There is no formal documentation yet, but you can check the `esql_test.exs` file
to get an idea of how to use ExoSQL.

Example:

```elixir
context = %{
  "A" => {ExoSQL.Csv, path: "test/data/csv/"},
  "B" => {ExoSQL.HTTP, []}.
  "__vars__" => %{ "start" => "2018-01-01" }
}
{:ok, result} = ExoSQL.query("
  SELECT urls.url, request.status_code
    FROM urls
   INNER JOIN request
      ON urls.url = request.url
", context)
```

```elixir
%ExoSQL.Result{
  columns: [{"A", "urls", "url"}, {"B", "request", "status_code"}],
  rows: [
    ["https://serverboards.io/e404", 404],
    ["http://www.facebook.com", 302],
    ["https://serverboards.io", 200],
    ["http://www.serverboards.io", 301],
    ["http://www.google.com", 302]
  ]}
```

A Simple extractor can be:
```elixir
defmodule MyExtractor do
  def schema(_config), do: {:ok, ["week"]}
  def schema(_config, "week"), do: {:ok, %{ columns: ["id", "nr", "name", "weekend"] }}
  def execute(_config, "week", _quals, _columns) do
    {:ok, %{
      columns: ["id", "nr", "name", "weekend"],
      rows: [
        [1, 0, "Sunday", true],
        [2, 1, "Monday", false],
        [3, 2, "Tuesday", false],
        [4, 3, "Wednesday", false],
        [5, 4, "Thursday", false],
        [6, 5, "Friday", false],
        [7, 6, "Saturday", true],
      ]
    }}
  end
end
```

And then a simple query:

```elixir
{:ok, res} = ExoSQL.query("SELECT * FROM week WHERE weekend", %{ "A" => {MyExtractor, []}})               
ExoSQL.format_result(res)
```

|A.week.id | A.week.nr | A.week.name | A.week.weekend|
|----------|-----------|-------------|---------------|
|1         | 0         | Sunday      | true          |
|7         | 6         | Saturday    | true          |

## Related libraries

There are other implementations of this very same idea:

* [Postgres Foreign Data Wrappers] (FDW). Integrates any external
  source with a postgres database. Can be programmed in C and Python. Postgres
  FDW gave me the initial inspiration for ExoSQL.
* [Apache Foundation's Drill]. Integrates NoSQL database and SQL databases.
* [Apache Foundation's Calcite]. Java based library, very similar to ExoSQL,
  with many many adapters. Many projects use parts of calcite, for example
  Drill uses the SQL parser.

If you know any other, please ping me and I will add it here.

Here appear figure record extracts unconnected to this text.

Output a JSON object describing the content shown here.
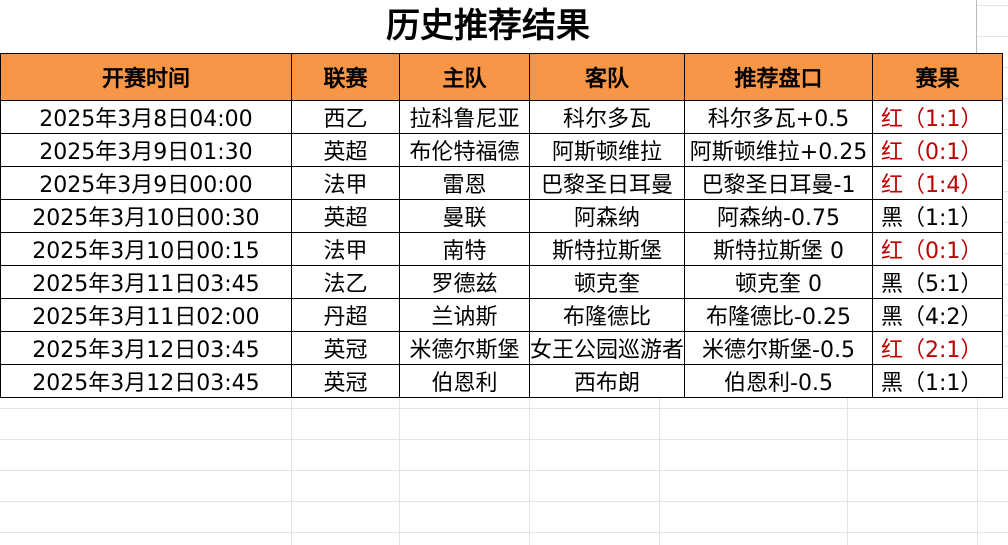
{
  "header": {
    "title": "历史推荐结果"
  },
  "table": {
    "columns": [
      "开赛时间",
      "联赛",
      "主队",
      "客队",
      "推荐盘口",
      "赛果"
    ],
    "header_color": "#f79646",
    "rows": [
      [
        "2025年3月8日04:00",
        "西乙",
        "拉科鲁尼亚",
        "科尔多瓦",
        "科尔多瓦+0.5",
        "红（1:1）"
      ],
      [
        "2025年3月9日01:30",
        "英超",
        "布伦特福德",
        "阿斯顿维拉",
        "阿斯顿维拉+0.25",
        "红（0:1）"
      ],
      [
        "2025年3月9日00:00",
        "法甲",
        "雷恩",
        "巴黎圣日耳曼",
        "巴黎圣日耳曼-1",
        "红（1:4）"
      ],
      [
        "2025年3月10日00:30",
        "英超",
        "曼联",
        "阿森纳",
        "阿森纳-0.75",
        "黑（1:1）"
      ],
      [
        "2025年3月10日00:15",
        "法甲",
        "南特",
        "斯特拉斯堡",
        "斯特拉斯堡 0",
        "红（0:1）"
      ],
      [
        "2025年3月11日03:45",
        "法乙",
        "罗德兹",
        "顿克奎",
        "顿克奎 0",
        "黑（5:1）"
      ],
      [
        "2025年3月11日02:00",
        "丹超",
        "兰讷斯",
        "布隆德比",
        "布隆德比-0.25",
        "黑（4:2）"
      ],
      [
        "2025年3月12日03:45",
        "英冠",
        "米德尔斯堡",
        "女王公园巡游者",
        "米德尔斯堡-0.5",
        "红（2:1）"
      ],
      [
        "2025年3月12日03:45",
        "英冠",
        "伯恩利",
        "西布朗",
        "伯恩利-0.5",
        "黑（1:1）"
      ]
    ],
    "result_colors": [
      "#c00000",
      "#c00000",
      "#c00000",
      "#000000",
      "#c00000",
      "#000000",
      "#000000",
      "#c00000",
      "#000000"
    ]
  }
}
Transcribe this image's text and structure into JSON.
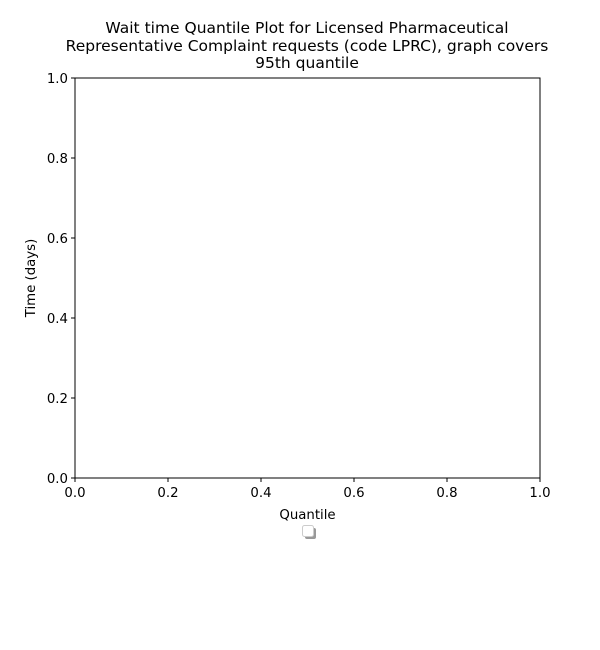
{
  "chart_data": {
    "type": "line",
    "title_lines": [
      "Wait time Quantile Plot for Licensed Pharmaceutical",
      "Representative Complaint  requests (code LPRC), graph covers",
      "95th quantile"
    ],
    "xlabel": "Quantile",
    "ylabel": "Time (days)",
    "xlim": [
      0,
      1
    ],
    "ylim": [
      0,
      1
    ],
    "xticks": [
      "0.0",
      "0.2",
      "0.4",
      "0.6",
      "0.8",
      "1.0"
    ],
    "yticks": [
      "0.0",
      "0.2",
      "0.4",
      "0.6",
      "0.8",
      "1.0"
    ],
    "series": [],
    "grid": false,
    "legend": {
      "placement": "below",
      "entries": []
    }
  }
}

I develop ExoSQL as I needed an elixir solution for an existing project, and
to learn how to create an SQL engine. ExoSQL is currently used in
[Serverboards] KPI.

[Postgres Foreign Data Wrappers]: https://wiki.postgresql.org/wiki/Foreign_data_wrappers
[Apache Foundation's Drill]: https://drill.apache.org
[Apache Foundation's Calcite]: https://calcite.apache.org
[Serverboards]: https://serverboards.io

## Known BUGS

* When doing `ORDER BY [column id], [column name]`, it reverses the order. To
  avoid use one or the other, dont mix order by column name and result column
  position.

  This is because the planner does the ordering on column name first, then
  the select which limits the columns and reorder them and then the ordering
  by column position.

* Can not use variables inside aggregation functions.